The point that this couple seems to be missing here is that they were in the parent role for many of us, during the good part of our formative years.  Since this woman was primarily involved in taking care of us in the girls dorm, perhaps she wouldn’t mind being graded by her own system.  She was probably the strictest enforcer of policies that would be considered abusive by the standards SIM uses today, because they resulted  in “actual or potential harm to the child’s health, survival, development or dignity in the context of a relationship of responsibility, trust or power.”  One example is that girls were not allowed to use the bathroom at all during rest hour or after lights out at night.  We would actually be stopped in the hall and sent back to our room, and you can imagine the consequences.  This woman who is handing out advice on parenting gave no quarter to children who were unable to meet the standards set for dorm and dining hall, and for my part I was terrified of her.  I give her somewhere in between a D and an F. 

In the boy’s dorm, each set of roommates would collect points during the week for having a clean room.  Rooms had to be cleaned in the mornings, and there was also a surprise check sometime during the week.  This is normal, right?  What isn’t normal is that the boys in the room with the least points would be scheduled to be strapped on Saturday afternoon.  Points were tallied up early in the day, so that the boys would spend all of Saturday morning anticipating their punishment.  We are talking about boys as young as 6 and 7 years old.  If you were a messy type, or happened to be rooming with someone messy, you might get strapped on Saturday afternoons on a regular basis.  I doubt there was ever a perfect room, so it’s safe to say that every boy experienced this punishment at least once or twice during the years it was in effect.  The worst part of this system, if I am understanding it correctly, is that since there would always be a room with the least number of points, someone always got strapped.  Was this to teach the boys to clean their rooms, or to fill a need of the dorm parents to punish? What kind of a grade would we give parents who treated their children this way?  I would give them an F.

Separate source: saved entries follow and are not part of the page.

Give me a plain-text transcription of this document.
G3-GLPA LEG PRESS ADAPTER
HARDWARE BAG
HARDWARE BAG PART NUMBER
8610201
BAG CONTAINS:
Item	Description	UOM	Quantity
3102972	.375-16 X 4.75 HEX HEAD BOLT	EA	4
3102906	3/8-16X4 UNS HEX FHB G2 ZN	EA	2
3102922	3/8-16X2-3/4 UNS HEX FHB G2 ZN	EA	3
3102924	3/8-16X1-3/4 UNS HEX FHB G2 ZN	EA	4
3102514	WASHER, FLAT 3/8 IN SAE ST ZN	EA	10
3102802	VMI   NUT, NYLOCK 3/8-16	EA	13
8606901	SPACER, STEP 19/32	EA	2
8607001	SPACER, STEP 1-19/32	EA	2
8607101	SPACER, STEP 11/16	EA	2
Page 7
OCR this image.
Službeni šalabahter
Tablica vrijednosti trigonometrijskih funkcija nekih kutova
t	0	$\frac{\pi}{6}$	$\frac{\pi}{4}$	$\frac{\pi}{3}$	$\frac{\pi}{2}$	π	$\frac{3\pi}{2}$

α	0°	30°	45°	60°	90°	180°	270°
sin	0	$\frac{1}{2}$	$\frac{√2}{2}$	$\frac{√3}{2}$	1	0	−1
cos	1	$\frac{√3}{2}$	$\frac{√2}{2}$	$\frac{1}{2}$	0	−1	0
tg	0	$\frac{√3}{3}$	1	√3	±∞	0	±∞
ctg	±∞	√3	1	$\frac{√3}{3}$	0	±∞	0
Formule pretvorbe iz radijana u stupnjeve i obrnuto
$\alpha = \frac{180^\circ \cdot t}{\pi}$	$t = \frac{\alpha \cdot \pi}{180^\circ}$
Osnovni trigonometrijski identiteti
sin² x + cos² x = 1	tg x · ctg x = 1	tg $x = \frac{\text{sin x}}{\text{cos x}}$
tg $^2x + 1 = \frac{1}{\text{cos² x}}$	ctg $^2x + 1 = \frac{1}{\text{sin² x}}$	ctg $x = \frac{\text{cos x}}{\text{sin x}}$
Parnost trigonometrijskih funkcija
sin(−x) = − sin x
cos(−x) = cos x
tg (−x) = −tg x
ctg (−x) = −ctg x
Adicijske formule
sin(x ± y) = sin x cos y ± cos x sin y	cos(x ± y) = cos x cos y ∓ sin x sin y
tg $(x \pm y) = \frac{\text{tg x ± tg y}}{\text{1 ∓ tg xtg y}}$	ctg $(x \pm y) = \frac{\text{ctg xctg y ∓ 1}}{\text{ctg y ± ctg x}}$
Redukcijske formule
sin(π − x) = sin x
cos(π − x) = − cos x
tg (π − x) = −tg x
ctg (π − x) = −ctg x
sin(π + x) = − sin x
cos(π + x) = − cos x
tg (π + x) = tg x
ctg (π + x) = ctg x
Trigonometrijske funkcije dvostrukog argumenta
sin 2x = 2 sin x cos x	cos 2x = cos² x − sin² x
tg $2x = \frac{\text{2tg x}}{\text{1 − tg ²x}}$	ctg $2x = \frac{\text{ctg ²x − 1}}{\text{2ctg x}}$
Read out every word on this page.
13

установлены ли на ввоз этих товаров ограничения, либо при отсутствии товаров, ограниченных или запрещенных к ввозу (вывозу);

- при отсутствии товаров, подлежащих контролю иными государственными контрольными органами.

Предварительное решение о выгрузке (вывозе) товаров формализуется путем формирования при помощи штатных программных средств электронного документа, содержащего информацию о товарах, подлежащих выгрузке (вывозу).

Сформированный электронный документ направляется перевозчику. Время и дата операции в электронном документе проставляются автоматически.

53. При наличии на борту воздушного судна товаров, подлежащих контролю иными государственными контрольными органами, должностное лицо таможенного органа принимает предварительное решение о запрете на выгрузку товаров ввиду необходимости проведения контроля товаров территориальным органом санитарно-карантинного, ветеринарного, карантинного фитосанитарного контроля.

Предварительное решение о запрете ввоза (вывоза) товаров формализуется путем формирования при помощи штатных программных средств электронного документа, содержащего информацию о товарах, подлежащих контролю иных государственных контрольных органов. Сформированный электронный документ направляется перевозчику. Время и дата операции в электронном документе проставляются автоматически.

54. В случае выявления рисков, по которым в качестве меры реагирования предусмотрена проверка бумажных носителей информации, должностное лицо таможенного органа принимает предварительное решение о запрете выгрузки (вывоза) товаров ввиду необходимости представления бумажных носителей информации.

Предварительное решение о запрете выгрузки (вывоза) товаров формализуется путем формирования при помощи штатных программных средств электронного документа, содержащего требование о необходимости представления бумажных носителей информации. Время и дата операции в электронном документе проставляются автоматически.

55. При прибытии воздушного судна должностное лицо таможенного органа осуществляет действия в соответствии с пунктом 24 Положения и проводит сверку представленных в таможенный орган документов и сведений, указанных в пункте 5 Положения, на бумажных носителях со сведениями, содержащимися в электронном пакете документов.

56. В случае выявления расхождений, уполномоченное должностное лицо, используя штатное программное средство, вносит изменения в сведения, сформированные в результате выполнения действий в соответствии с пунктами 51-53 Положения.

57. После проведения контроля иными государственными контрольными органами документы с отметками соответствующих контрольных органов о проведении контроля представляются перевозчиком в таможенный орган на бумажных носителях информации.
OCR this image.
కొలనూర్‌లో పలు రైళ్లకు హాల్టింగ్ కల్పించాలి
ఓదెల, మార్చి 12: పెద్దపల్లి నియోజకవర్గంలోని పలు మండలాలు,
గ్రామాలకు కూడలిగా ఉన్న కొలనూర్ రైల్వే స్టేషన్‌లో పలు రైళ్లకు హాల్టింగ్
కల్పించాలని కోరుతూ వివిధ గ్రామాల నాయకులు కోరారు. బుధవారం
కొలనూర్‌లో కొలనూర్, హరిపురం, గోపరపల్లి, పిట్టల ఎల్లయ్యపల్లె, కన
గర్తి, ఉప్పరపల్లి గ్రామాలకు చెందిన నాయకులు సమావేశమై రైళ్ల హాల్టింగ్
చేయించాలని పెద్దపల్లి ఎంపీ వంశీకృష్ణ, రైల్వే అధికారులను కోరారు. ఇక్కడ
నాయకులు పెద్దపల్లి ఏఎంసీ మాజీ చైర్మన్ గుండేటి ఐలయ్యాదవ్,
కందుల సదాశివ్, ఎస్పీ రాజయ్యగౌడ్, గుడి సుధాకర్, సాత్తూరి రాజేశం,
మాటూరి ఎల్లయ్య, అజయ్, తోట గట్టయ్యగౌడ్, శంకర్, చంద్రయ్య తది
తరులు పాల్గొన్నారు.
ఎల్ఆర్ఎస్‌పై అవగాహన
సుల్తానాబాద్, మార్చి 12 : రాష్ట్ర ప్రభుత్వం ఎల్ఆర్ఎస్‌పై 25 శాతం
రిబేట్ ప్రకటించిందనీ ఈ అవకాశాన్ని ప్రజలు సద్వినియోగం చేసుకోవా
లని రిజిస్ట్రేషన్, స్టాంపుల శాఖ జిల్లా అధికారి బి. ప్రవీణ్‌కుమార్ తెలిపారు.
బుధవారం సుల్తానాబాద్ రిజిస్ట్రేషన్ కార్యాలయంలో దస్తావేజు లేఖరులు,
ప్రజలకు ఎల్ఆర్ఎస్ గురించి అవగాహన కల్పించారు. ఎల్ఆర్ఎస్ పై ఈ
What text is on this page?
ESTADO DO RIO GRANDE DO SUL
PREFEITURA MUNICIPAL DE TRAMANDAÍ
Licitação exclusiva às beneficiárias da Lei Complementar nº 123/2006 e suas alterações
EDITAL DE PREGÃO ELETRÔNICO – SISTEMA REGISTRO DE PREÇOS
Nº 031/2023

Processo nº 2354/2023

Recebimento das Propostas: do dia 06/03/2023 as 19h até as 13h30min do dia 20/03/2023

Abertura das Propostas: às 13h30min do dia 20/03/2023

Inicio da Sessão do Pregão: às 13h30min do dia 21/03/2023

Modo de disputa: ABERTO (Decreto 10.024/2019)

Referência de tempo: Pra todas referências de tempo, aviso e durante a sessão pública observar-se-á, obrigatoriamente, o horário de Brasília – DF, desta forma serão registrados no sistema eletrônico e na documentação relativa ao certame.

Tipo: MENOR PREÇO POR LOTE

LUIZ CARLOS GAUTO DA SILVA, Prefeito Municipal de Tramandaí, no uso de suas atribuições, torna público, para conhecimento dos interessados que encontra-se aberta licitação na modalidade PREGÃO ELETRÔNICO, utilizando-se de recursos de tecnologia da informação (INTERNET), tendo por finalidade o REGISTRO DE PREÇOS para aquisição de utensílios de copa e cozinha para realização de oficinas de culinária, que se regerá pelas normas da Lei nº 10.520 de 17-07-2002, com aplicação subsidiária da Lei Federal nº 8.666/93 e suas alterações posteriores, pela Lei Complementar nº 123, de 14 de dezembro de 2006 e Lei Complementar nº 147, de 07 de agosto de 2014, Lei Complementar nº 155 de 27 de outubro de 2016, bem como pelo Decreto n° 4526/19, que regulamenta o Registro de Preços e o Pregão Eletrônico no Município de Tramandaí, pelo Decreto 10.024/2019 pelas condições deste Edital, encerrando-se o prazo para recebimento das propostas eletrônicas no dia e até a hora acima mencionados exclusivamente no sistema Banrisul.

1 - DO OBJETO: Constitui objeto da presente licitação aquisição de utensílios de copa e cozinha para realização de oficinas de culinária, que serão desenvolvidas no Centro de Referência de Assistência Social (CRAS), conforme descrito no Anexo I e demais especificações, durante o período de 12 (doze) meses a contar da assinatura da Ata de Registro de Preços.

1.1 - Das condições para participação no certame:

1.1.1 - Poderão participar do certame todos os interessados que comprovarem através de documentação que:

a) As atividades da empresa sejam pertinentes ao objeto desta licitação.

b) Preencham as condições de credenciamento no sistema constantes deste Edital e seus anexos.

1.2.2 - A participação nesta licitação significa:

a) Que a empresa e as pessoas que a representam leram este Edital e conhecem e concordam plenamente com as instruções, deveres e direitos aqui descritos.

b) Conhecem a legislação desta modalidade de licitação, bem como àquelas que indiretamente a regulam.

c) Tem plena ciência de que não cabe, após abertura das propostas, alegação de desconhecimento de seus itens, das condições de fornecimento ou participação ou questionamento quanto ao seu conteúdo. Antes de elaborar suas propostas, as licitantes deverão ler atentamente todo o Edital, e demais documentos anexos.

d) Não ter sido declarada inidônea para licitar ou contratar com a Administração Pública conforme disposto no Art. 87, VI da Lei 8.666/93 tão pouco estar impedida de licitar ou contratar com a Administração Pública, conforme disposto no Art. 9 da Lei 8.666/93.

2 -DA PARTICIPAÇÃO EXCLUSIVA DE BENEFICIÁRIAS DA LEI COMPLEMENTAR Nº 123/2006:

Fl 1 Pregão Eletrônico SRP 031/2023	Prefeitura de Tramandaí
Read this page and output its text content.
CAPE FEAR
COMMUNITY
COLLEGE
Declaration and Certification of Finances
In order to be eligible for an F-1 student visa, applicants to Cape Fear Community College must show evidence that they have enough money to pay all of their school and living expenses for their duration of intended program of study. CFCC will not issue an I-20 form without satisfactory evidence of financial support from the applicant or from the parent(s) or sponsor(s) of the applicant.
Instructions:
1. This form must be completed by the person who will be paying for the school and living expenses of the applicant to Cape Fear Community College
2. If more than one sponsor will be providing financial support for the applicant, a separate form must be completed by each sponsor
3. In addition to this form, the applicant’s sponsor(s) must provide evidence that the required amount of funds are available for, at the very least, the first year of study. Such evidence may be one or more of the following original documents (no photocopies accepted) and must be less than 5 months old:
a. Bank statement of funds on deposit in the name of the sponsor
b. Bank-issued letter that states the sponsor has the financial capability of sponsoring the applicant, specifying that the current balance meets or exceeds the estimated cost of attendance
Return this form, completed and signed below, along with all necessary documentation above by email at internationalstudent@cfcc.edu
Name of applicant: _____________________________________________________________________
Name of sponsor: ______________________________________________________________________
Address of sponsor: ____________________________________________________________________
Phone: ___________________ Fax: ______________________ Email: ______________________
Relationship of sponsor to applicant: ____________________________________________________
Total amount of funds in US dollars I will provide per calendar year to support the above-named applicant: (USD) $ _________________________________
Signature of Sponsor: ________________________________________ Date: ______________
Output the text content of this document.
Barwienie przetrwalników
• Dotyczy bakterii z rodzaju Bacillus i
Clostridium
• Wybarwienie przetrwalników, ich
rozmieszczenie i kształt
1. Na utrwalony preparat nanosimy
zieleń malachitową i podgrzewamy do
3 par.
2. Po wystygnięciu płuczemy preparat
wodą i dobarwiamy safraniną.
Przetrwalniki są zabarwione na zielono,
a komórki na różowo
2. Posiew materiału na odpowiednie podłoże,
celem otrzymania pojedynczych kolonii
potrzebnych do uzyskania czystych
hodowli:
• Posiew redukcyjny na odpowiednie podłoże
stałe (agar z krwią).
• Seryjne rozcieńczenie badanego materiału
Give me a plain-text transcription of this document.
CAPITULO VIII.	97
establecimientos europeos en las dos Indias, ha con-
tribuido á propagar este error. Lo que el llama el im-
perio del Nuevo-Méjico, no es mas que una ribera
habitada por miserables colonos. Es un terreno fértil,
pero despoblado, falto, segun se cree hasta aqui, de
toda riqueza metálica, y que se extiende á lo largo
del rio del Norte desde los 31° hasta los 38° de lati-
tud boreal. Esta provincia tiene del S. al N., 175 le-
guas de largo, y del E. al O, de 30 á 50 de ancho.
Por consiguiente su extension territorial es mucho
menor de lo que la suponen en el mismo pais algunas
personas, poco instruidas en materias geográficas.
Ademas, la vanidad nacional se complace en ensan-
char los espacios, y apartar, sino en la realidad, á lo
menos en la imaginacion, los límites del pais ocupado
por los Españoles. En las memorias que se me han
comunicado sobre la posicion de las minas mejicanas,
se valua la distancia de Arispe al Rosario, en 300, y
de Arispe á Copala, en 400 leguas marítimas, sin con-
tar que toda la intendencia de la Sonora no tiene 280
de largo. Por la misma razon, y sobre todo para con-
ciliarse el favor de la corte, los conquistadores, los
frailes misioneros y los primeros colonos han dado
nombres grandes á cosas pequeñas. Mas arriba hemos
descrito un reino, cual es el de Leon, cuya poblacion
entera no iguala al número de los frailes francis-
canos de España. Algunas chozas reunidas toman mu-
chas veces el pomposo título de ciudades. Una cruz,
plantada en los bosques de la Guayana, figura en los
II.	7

Parenting my own children has been one of the most difficult things I have done, since I often felt like I had no standard to use as a guide.  I have struggled with unexplainable anger, confusion, irrational fears of separation and guilt as a parent.  And to recap the letter’s message, “what I am today in large measure is the cumulative result of the experiences I had as a child-most especially the experiences I had in my own home and family.”  I will change that to read the experiences I had at Kent Academy.

Why would God punish children for the sin of their parents, as the scripture above says?  This hardly seems fair.  And yet it is true that people who are abused often abuse others, even their own children.  Or perhaps it is an acknowledgement of the anger, fear and grief that abused children will experience throughout their lives, and then maybe pass on to their children. 

How will SIM take responsibility for their role as a parent to MKs?